Long before the SARS-CoV-2 (hereafter COVID-19) pandemic, sexually transmitted infection (STI) prevention and control was underresourced in the United States, leading to large and sustained increases in reportable STIs and harmful sequelae of these infections. The abrupt disruption associated with the national shutdown of many public services in early 2020 forced STI clinics and programs to rapidly adopt new models of care, including the greatly increased use of telehealth services. Federal policy makers took actions to relax many requirements in Medicare and other programs that previously impeded the use of telehealth. Numerous states also adopted emergency policies to facilitate the delivery of telehealth services through Medicaid, many of which are related to payment for services. It is unresolved whether and which policies will or should be extended after the public health emergency. How these services are financed and reimbursed underpins the ability to effectively prevent and treat STIs and improve public health. Ultimately, payment systems need to support the solvency and stability of sexual health clinics and other health care services organizations in ways that support providers and that also improve patient satisfaction and retention in care. The Centers for Disease Control and Prevention and state/local health departments have important roles to play in supporting the dialogue needed to create new payment models and facilitate communication and technical assistance across public health and insurance systems. Sexual health providers must be engaged in iterative processes that continue to evolve and can be evaluated over time.

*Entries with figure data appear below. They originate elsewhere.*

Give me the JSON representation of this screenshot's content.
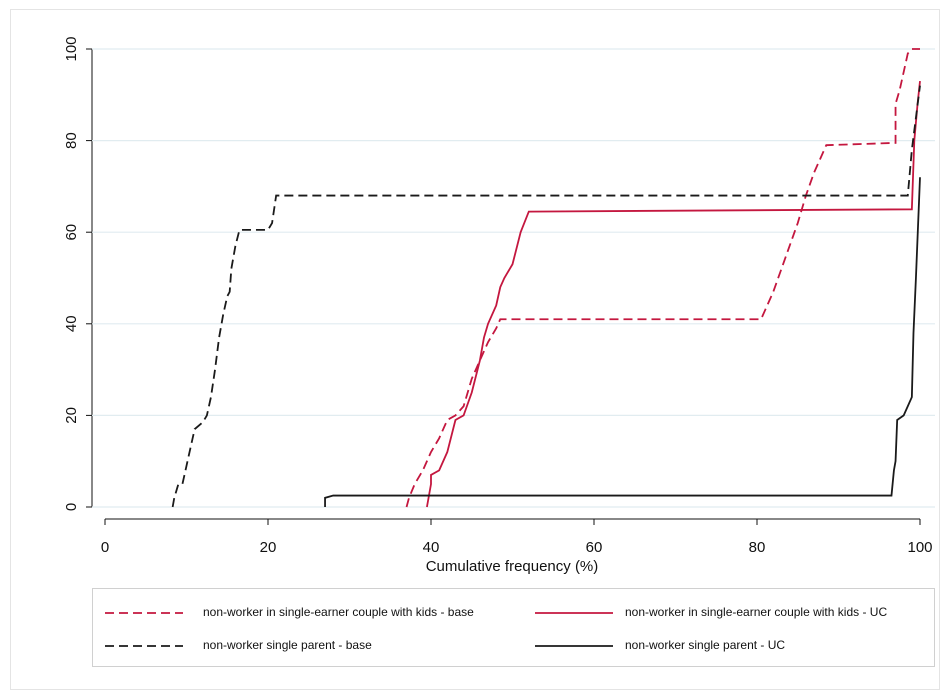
{
  "chart_data": {
    "type": "line",
    "x_label": "Cumulative frequency (%)",
    "xlim": [
      0,
      100
    ],
    "ylim": [
      0,
      100
    ],
    "xticks": [
      0,
      20,
      40,
      60,
      80,
      100
    ],
    "yticks": [
      0,
      20,
      40,
      60,
      80,
      100
    ],
    "grid": true,
    "series": [
      {
        "name": "non-worker in single-earner couple with kids - base",
        "color": "#c4173f",
        "style": "dashed",
        "x": [
          37,
          37.3,
          38,
          39,
          40,
          41,
          42,
          43,
          44,
          45,
          46,
          47,
          48,
          48.5,
          80.5,
          81,
          82,
          83,
          84,
          85,
          86,
          87,
          88,
          88.5,
          97,
          97,
          97.5,
          98,
          98.5,
          99,
          100
        ],
        "values": [
          0,
          2,
          5,
          8,
          12,
          15,
          19,
          20,
          22,
          28,
          32,
          36,
          39,
          41,
          41,
          43,
          47,
          52,
          57,
          62,
          68,
          73,
          77,
          79,
          79.5,
          88,
          91,
          95,
          99,
          100,
          100
        ]
      },
      {
        "name": "non-worker in single-earner couple with kids - UC",
        "color": "#c4173f",
        "style": "solid",
        "x": [
          39.5,
          40,
          40,
          41,
          42,
          43,
          44,
          45,
          46,
          46.5,
          47,
          48,
          48.5,
          49,
          50,
          51,
          52,
          99,
          99.3,
          99.7,
          100
        ],
        "values": [
          0,
          5,
          7,
          8,
          12,
          19,
          20,
          25,
          32,
          37,
          40,
          44,
          48,
          50,
          53,
          60,
          64.5,
          65,
          80,
          88,
          93
        ]
      },
      {
        "name": "non-worker single parent - base",
        "color": "#1a1a1a",
        "style": "dashed",
        "x": [
          8.3,
          8.5,
          9,
          9.5,
          10,
          11,
          12,
          12.5,
          13,
          13.5,
          14,
          14.5,
          15,
          15.3,
          15.5,
          16,
          16.5,
          20,
          20.5,
          21,
          98.5,
          99,
          99.5,
          100
        ],
        "values": [
          0,
          2,
          5,
          5,
          9,
          17,
          18.5,
          20,
          24,
          30,
          37,
          42,
          46,
          47,
          52,
          57,
          60.5,
          60.5,
          62,
          68,
          68,
          78,
          85,
          92
        ]
      },
      {
        "name": "non-worker single parent - UC",
        "color": "#1a1a1a",
        "style": "solid",
        "x": [
          27,
          27,
          28,
          96.5,
          96.8,
          97,
          97.2,
          98,
          98.5,
          99,
          99.2,
          99.5,
          100
        ],
        "values": [
          0,
          2,
          2.5,
          2.5,
          8,
          10,
          19,
          20,
          22,
          24,
          38,
          50,
          72
        ]
      }
    ]
  }
}
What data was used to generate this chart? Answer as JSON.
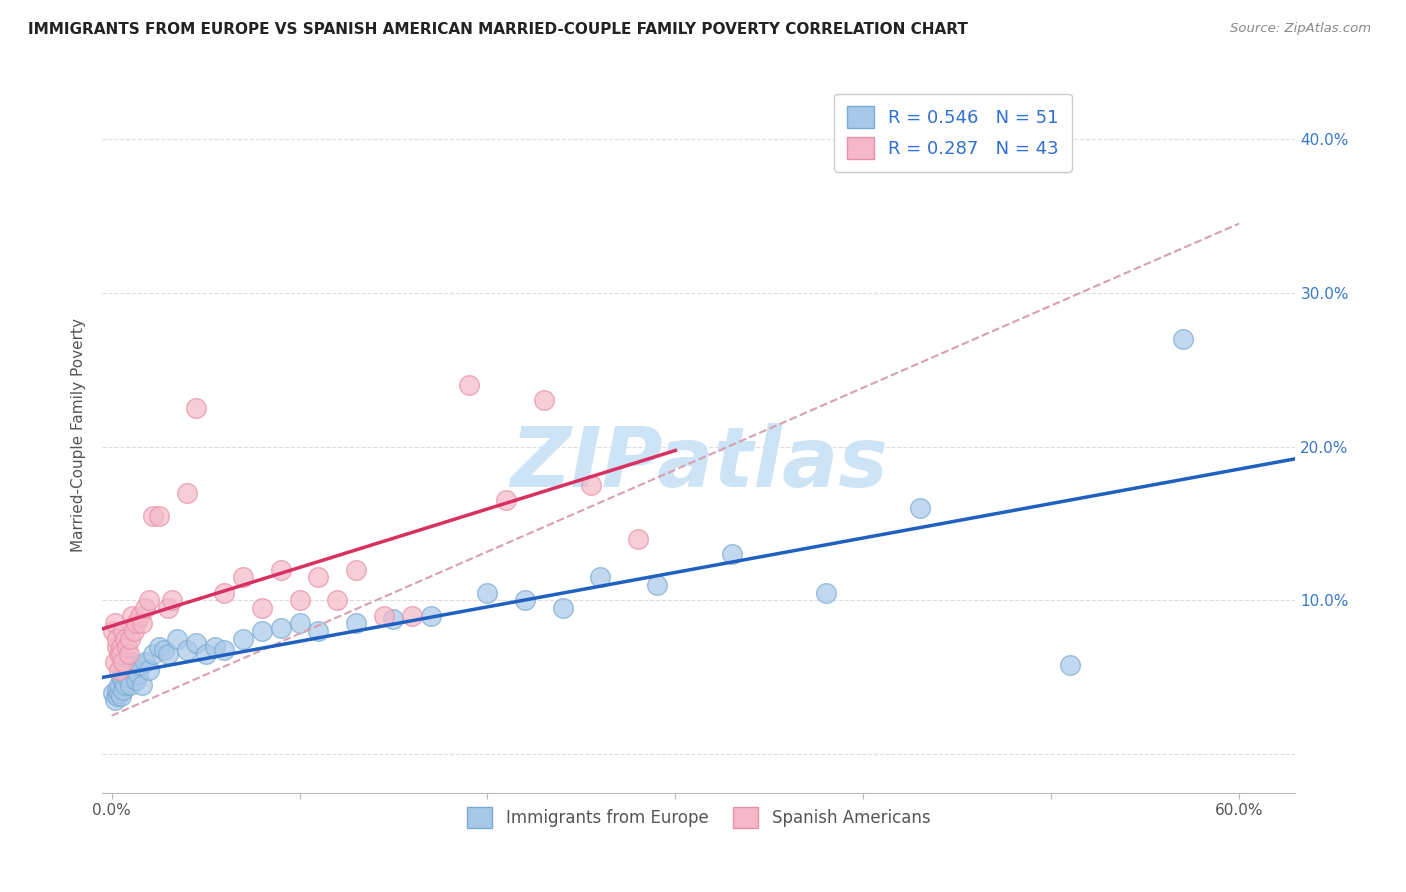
{
  "title": "IMMIGRANTS FROM EUROPE VS SPANISH AMERICAN MARRIED-COUPLE FAMILY POVERTY CORRELATION CHART",
  "source": "Source: ZipAtlas.com",
  "ylabel": "Married-Couple Family Poverty",
  "x_ticks": [
    0.0,
    0.1,
    0.2,
    0.3,
    0.4,
    0.5,
    0.6
  ],
  "y_ticks": [
    0.0,
    0.1,
    0.2,
    0.3,
    0.4
  ],
  "right_y_tick_labels": [
    "",
    "10.0%",
    "20.0%",
    "30.0%",
    "40.0%"
  ],
  "x_tick_labels": [
    "0.0%",
    "",
    "",
    "",
    "",
    "",
    "60.0%"
  ],
  "blue_R": 0.546,
  "blue_N": 51,
  "pink_R": 0.287,
  "pink_N": 43,
  "blue_color": "#a8c8e8",
  "pink_color": "#f4b8c8",
  "blue_edge_color": "#7aaad0",
  "pink_edge_color": "#e890a8",
  "blue_line_color": "#2060c0",
  "pink_line_color": "#d83060",
  "dashed_line_color": "#d8a0b0",
  "legend_text_color": "#3070d0",
  "watermark_color": "#cce4f5",
  "xlim": [
    -0.005,
    0.63
  ],
  "ylim": [
    -0.025,
    0.44
  ],
  "figsize": [
    14.06,
    8.92
  ],
  "dpi": 100,
  "blue_points_x": [
    0.001,
    0.002,
    0.003,
    0.003,
    0.004,
    0.004,
    0.005,
    0.005,
    0.006,
    0.006,
    0.007,
    0.007,
    0.008,
    0.009,
    0.01,
    0.011,
    0.012,
    0.013,
    0.014,
    0.015,
    0.016,
    0.018,
    0.02,
    0.022,
    0.025,
    0.028,
    0.03,
    0.035,
    0.04,
    0.045,
    0.05,
    0.055,
    0.06,
    0.07,
    0.08,
    0.09,
    0.1,
    0.11,
    0.13,
    0.15,
    0.17,
    0.2,
    0.22,
    0.24,
    0.26,
    0.29,
    0.33,
    0.38,
    0.43,
    0.51,
    0.57
  ],
  "blue_points_y": [
    0.04,
    0.035,
    0.038,
    0.042,
    0.04,
    0.045,
    0.038,
    0.05,
    0.042,
    0.048,
    0.045,
    0.055,
    0.05,
    0.058,
    0.045,
    0.06,
    0.055,
    0.048,
    0.052,
    0.058,
    0.045,
    0.06,
    0.055,
    0.065,
    0.07,
    0.068,
    0.065,
    0.075,
    0.068,
    0.072,
    0.065,
    0.07,
    0.068,
    0.075,
    0.08,
    0.082,
    0.085,
    0.08,
    0.085,
    0.088,
    0.09,
    0.105,
    0.1,
    0.095,
    0.115,
    0.11,
    0.13,
    0.105,
    0.16,
    0.058,
    0.27
  ],
  "pink_points_x": [
    0.001,
    0.002,
    0.002,
    0.003,
    0.003,
    0.004,
    0.004,
    0.005,
    0.005,
    0.006,
    0.006,
    0.007,
    0.008,
    0.009,
    0.01,
    0.011,
    0.012,
    0.013,
    0.015,
    0.016,
    0.018,
    0.02,
    0.022,
    0.025,
    0.03,
    0.032,
    0.04,
    0.045,
    0.06,
    0.07,
    0.08,
    0.09,
    0.1,
    0.11,
    0.12,
    0.13,
    0.145,
    0.16,
    0.19,
    0.21,
    0.23,
    0.255,
    0.28
  ],
  "pink_points_y": [
    0.08,
    0.06,
    0.085,
    0.07,
    0.075,
    0.065,
    0.055,
    0.07,
    0.065,
    0.08,
    0.06,
    0.075,
    0.07,
    0.065,
    0.075,
    0.09,
    0.08,
    0.085,
    0.09,
    0.085,
    0.095,
    0.1,
    0.155,
    0.155,
    0.095,
    0.1,
    0.17,
    0.225,
    0.105,
    0.115,
    0.095,
    0.12,
    0.1,
    0.115,
    0.1,
    0.12,
    0.09,
    0.09,
    0.24,
    0.165,
    0.23,
    0.175,
    0.14
  ]
}
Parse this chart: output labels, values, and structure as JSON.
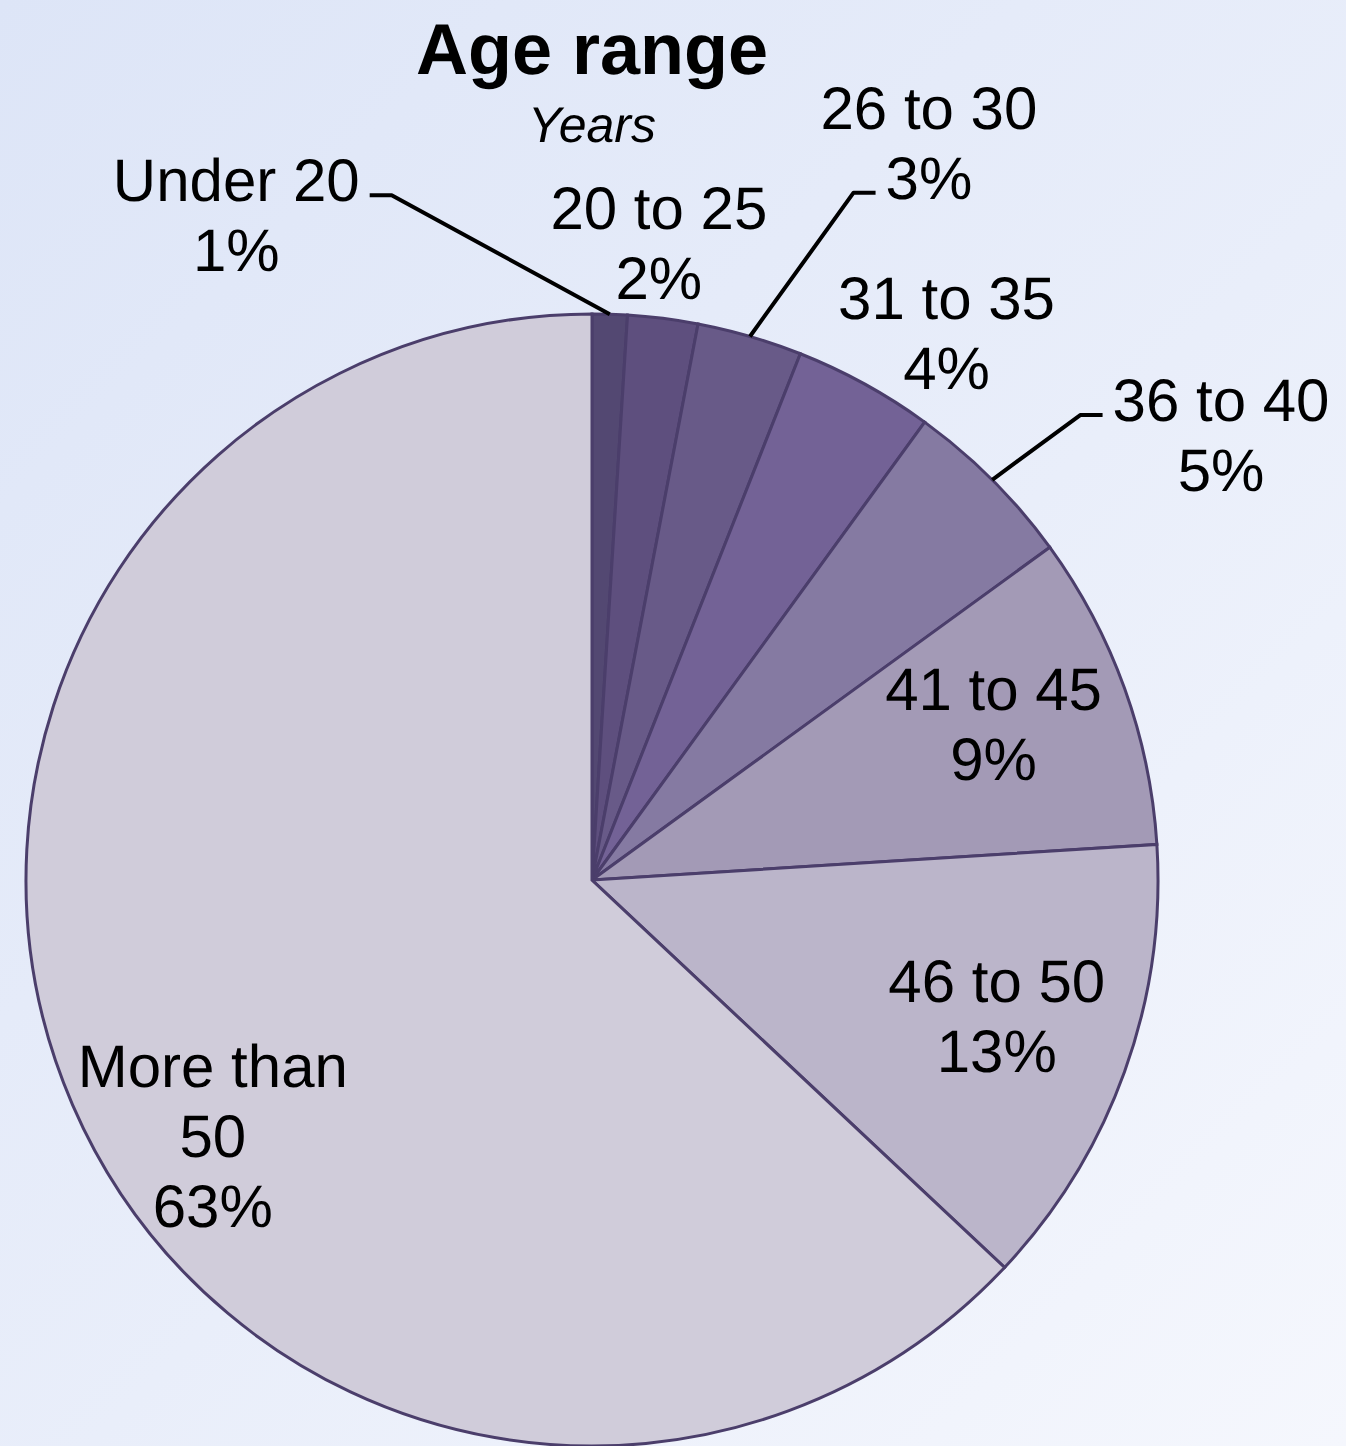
{
  "chart_data": {
    "type": "pie",
    "title": "Age range",
    "subtitle": "Years",
    "categories": [
      "Under 20",
      "20 to 25",
      "26 to 30",
      "31 to 35",
      "36 to 40",
      "41 to 45",
      "46 to 50",
      "More than 50"
    ],
    "values": [
      1,
      2,
      3,
      4,
      5,
      9,
      13,
      63
    ],
    "colors": [
      "#534872",
      "#5e4f7e",
      "#685a88",
      "#736296",
      "#857aa2",
      "#a39ab6",
      "#bbb5ca",
      "#d0ccda"
    ],
    "value_labels": [
      "1%",
      "2%",
      "3%",
      "4%",
      "5%",
      "9%",
      "13%",
      "63%"
    ]
  }
}
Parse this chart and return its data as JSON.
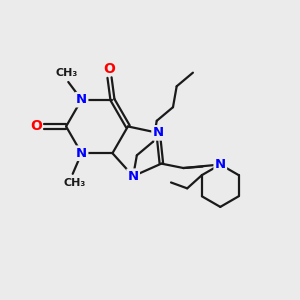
{
  "bg_color": "#ebebeb",
  "bond_color": "#1a1a1a",
  "N_color": "#0000ff",
  "O_color": "#ff0000",
  "lw": 1.6,
  "figsize": [
    3.0,
    3.0
  ],
  "dpi": 100,
  "xlim": [
    0,
    10
  ],
  "ylim": [
    0,
    10
  ]
}
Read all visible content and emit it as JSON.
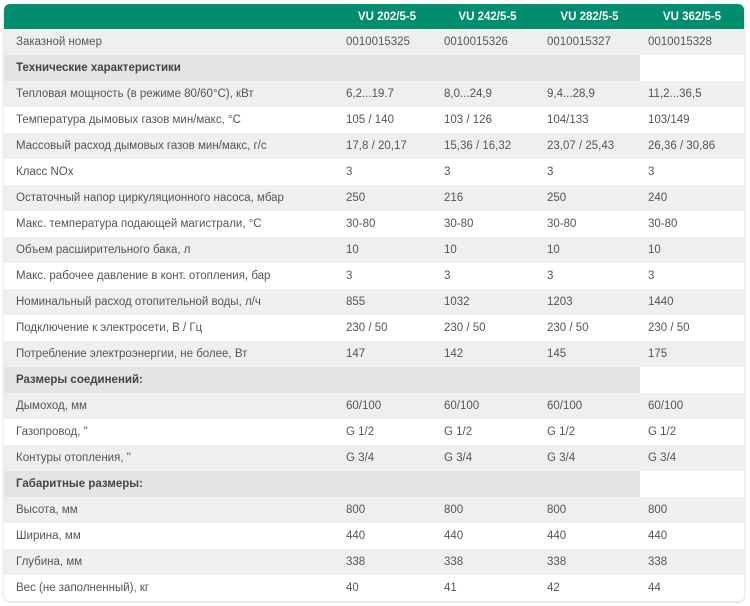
{
  "header": {
    "models": [
      "VU 202/5-5",
      "VU 242/5-5",
      "VU 282/5-5",
      "VU 362/5-5"
    ]
  },
  "rows": [
    {
      "type": "data",
      "label": "Заказной номер",
      "values": [
        "0010015325",
        "0010015326",
        "0010015327",
        "0010015328"
      ]
    },
    {
      "type": "section",
      "label": "Технические характеристики"
    },
    {
      "type": "data",
      "label": "Тепловая мощность (в режиме 80/60°С), кВт",
      "values": [
        "6,2...19.7",
        "8,0...24,9",
        "9,4...28,9",
        "11,2...36,5"
      ]
    },
    {
      "type": "data",
      "label": "Температура дымовых газов мин/макс, °С",
      "values": [
        "105 / 140",
        "103 / 126",
        "104/133",
        "103/149"
      ]
    },
    {
      "type": "data",
      "label": "Массовый расход дымовых газов мин/макс, г/с",
      "values": [
        "17,8 / 20,17",
        "15,36 / 16,32",
        "23,07 / 25,43",
        "26,36 / 30,86"
      ]
    },
    {
      "type": "data",
      "label": "Класс NOx",
      "values": [
        "3",
        "3",
        "3",
        "3"
      ]
    },
    {
      "type": "data",
      "label": "Остаточный напор циркуляционного насоса, мбар",
      "values": [
        "250",
        "216",
        "250",
        "240"
      ]
    },
    {
      "type": "data",
      "label": "Макс. температура подающей магистрали, °С",
      "values": [
        "30-80",
        "30-80",
        "30-80",
        "30-80"
      ]
    },
    {
      "type": "data",
      "label": "Объем расширительного бака, л",
      "values": [
        "10",
        "10",
        "10",
        "10"
      ]
    },
    {
      "type": "data",
      "label": "Макс. рабочее давление в конт. отопления, бар",
      "values": [
        "3",
        "3",
        "3",
        "3"
      ]
    },
    {
      "type": "data",
      "label": "Номинальный расход отопительной воды, л/ч",
      "values": [
        "855",
        "1032",
        "1203",
        "1440"
      ]
    },
    {
      "type": "data",
      "label": "Подключение к электросети, В / Гц",
      "values": [
        "230 / 50",
        "230 / 50",
        "230 / 50",
        "230 / 50"
      ]
    },
    {
      "type": "data",
      "label": "Потребление электроэнергии, не более, Вт",
      "values": [
        "147",
        "142",
        "145",
        "175"
      ]
    },
    {
      "type": "section",
      "label": "Размеры соединений:"
    },
    {
      "type": "data",
      "label": "Дымоход, мм",
      "values": [
        "60/100",
        "60/100",
        "60/100",
        "60/100"
      ]
    },
    {
      "type": "data",
      "label": "Газопровод, \"",
      "values": [
        "G 1/2",
        "G 1/2",
        "G 1/2",
        "G 1/2"
      ]
    },
    {
      "type": "data",
      "label": "Контуры отопления, \"",
      "values": [
        "G 3/4",
        "G 3/4",
        "G 3/4",
        "G 3/4"
      ]
    },
    {
      "type": "section",
      "label": "Габаритные размеры:"
    },
    {
      "type": "data",
      "label": "Высота, мм",
      "values": [
        "800",
        "800",
        "800",
        "800"
      ]
    },
    {
      "type": "data",
      "label": "Ширина, мм",
      "values": [
        "440",
        "440",
        "440",
        "440"
      ]
    },
    {
      "type": "data",
      "label": "Глубина, мм",
      "values": [
        "338",
        "338",
        "338",
        "338"
      ]
    },
    {
      "type": "data",
      "label": "Вес (не заполненный), кг",
      "values": [
        "40",
        "41",
        "42",
        "44"
      ]
    }
  ]
}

早在 SARS-CoV-2(以下简称 COVID-19)大流行之前,美国的性传播感染(STI)预防和控制就资源不足,导致报告的 STI 大幅持续增加,以及这些感染的有害后果。2020 年初,许多公共服务的全国性关闭导致性传播感染诊所和项目迅速采用新的护理模式,包括大大增加远程医疗服务的使用。联邦政策制定者采取行动放宽了医疗保险和其他计划中以前阻碍远程医疗使用的许多要求。许多州还通过医疗补助计划制定了紧急政策,以促进远程医疗服务的提供,其中许多政策与服务付费有关。公共卫生紧急情况结束后,是否以及哪些政策将继续存在或应该继续存在仍未解决。这些服务的资金来源和报销方式是有效预防和治疗性传播感染以及改善公共卫生的基础。最终,支付系统需要以支持性健康诊所和其他医疗服务组织的偿付能力和稳定性的方式来支持提供者,同时提高患者对护理的满意度和保留率。疾病控制和预防中心以及州/地方卫生部门在支持创建新的支付模式以及促进公共卫生和保险系统之间的沟通和技术援助方面发挥着重要作用。性健康提供者必须参与持续发展并可以随着时间推移进行评估的迭代过程。